Va dato conto dell'esistenza di una giurisprudenza parzialmente difforme, propugnata in particolare da Cass. 13/07/2011, n. 15367. Tale sentenza ribadisce che il danneggiato ha l'onere di provare sia che il sinistro si è verificato per condotta dolosa o colposa del conducente di un altro veicolo o natante, sia che questo è rimasto sconosciuto; e precisa che “a quest'ultimo fine è sufficiente dimostrare che, dopo la denuncia dell'incidente alle competenti autorità di polizia, le indagini compiute da queste o disposte dall'autorità giudiziaria, per l'identificazione del veicolo o natante investitore, abbiano avuto esito negativo, senza che possa addebitarsi al danneggiato l'onere di ulteriori indagini articolate o complesse (Cass., 8.3.1990, n. 1860)”.
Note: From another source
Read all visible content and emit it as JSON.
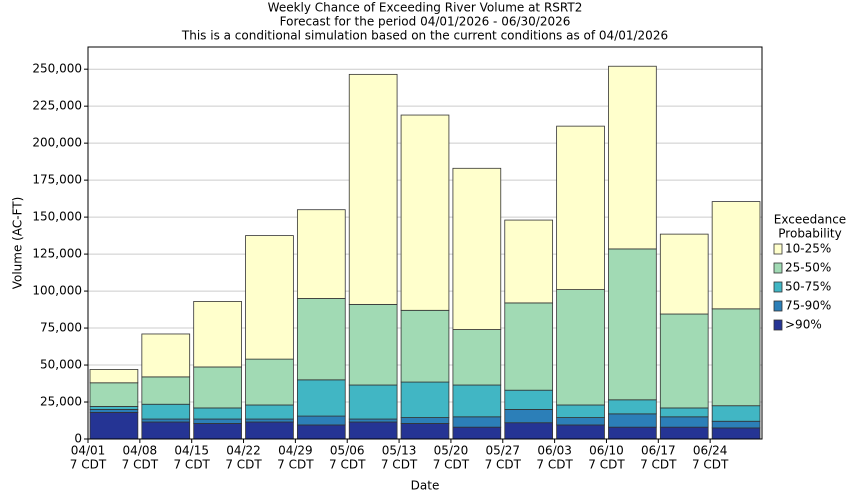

Sicuramente la pronuncia di primo grado si era rifatta a questa sentenza, che poneva in rilievo anche gli aspetti pubblicistici della materia, dato che il legislatore del 1969 aveva pensato bene di “predisporre tutti gli strumenti idonei ad identificare ed a perseguire penalmente colui che pone in essere condotte obiettivamente lesive della sicurezza della circolazione stradale e, svincolando tale attività dalla mera volontà del danneggiato, ha rimarcato gli aspetti pubblicistici di cui è permeata la materia”.

Ed allora, concludeva la Cassazione, proprio la natura pubblicistica impone al danneggiato una condotta "diligente" mediante formale denuncia.
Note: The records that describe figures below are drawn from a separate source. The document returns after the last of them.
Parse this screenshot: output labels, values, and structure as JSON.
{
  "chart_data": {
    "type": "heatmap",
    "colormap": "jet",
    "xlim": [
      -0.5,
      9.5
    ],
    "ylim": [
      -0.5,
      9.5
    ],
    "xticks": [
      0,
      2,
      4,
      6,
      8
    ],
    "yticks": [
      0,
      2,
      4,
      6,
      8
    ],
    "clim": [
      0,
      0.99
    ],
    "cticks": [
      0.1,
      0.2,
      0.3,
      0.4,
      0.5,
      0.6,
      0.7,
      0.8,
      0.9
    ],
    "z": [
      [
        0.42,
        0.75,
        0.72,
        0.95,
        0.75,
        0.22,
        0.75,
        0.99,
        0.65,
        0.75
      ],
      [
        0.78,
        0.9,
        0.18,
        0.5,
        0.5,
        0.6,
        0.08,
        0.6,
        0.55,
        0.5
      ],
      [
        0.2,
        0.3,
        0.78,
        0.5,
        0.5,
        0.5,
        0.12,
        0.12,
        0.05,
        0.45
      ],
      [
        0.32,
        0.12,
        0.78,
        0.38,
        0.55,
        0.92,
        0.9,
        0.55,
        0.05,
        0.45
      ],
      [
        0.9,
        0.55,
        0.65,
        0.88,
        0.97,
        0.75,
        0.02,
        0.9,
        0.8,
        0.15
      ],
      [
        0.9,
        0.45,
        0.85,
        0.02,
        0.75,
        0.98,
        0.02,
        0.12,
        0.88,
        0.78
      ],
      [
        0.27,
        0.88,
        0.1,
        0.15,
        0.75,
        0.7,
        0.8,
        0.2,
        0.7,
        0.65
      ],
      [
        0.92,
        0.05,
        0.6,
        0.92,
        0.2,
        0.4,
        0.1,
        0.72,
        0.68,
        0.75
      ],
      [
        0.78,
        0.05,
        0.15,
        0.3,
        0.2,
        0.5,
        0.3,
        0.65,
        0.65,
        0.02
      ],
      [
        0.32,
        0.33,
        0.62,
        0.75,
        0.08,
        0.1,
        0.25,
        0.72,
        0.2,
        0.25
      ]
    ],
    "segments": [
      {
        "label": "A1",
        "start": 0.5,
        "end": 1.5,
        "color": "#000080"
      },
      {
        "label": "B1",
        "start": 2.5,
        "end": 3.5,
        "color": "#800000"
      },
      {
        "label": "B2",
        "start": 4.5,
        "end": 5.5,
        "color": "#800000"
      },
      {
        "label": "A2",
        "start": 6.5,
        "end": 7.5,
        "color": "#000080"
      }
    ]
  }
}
Insomma, la denuncia dell'accaduto all'Autorità competente rientrerebbe nella normale diligenza richiesta al danneggiato, arrivando persino ad affermare che “Tale adempimento, da considerarsi indispensabile, anche in vista delle sanzioni erogabili”.
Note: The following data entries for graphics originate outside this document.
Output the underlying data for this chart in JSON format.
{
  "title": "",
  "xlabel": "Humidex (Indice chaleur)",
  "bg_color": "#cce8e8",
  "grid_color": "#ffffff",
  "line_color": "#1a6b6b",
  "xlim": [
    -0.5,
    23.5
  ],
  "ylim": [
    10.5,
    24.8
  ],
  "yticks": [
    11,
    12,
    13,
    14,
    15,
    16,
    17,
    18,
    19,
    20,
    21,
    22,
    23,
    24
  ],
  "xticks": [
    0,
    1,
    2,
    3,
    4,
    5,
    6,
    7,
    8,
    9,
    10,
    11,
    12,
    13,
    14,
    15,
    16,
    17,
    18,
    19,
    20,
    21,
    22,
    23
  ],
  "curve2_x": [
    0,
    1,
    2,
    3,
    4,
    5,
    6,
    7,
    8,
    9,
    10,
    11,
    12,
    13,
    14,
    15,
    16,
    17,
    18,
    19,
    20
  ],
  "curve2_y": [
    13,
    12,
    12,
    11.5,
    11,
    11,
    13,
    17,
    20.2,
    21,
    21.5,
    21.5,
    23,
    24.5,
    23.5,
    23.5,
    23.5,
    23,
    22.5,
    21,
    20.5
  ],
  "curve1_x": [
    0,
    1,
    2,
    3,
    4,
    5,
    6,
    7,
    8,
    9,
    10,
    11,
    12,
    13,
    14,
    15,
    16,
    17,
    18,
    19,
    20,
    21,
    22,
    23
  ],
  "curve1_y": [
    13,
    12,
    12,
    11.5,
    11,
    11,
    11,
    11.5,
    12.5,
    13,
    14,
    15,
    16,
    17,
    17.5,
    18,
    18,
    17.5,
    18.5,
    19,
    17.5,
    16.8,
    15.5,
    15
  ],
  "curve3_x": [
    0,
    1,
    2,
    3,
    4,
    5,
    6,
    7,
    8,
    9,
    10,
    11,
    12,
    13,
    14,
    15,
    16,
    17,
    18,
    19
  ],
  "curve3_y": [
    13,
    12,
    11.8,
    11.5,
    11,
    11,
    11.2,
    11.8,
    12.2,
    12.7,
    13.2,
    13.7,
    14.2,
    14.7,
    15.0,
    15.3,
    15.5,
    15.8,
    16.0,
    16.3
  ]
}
Si badi che, sotto il profilo probatorio, le sentenze in esame non dicono cose diverse: la mera denuncia, come già detto, non prova nulla, ed anche la giurisprudenza di merito che segue Cass. 15367/11 ravvisa comunque la necessità che il danneggiato ottemperi al normale onere probatorio.

La differenza sostanziale è che la sentenza n. 18532/07 non ravvisa alcun onere di denuncia in capo al danneggiato, mentre la 15367/11 questo onere lo impone, non soltanto ai fini probatori (tramite le indagini svolte dalle autorità) ma anche al fine di integrare la diligenza minima richiesta al danneggiato, anche in relazione ai riflessi pubblicistici della disciplina.

In attesa che sul punto si raggiunga unitarietà di vedute nella sezione III della Cassazione, la sentenza in commento appare chiara e congruamente motivata, e stabilisce dei principi che paiono non solo ragionevoli e condivisibili, ma anche in linea con quanto disposto dall'art. 19, legge 990/69, che non prevede alcun obbligo di denuncia.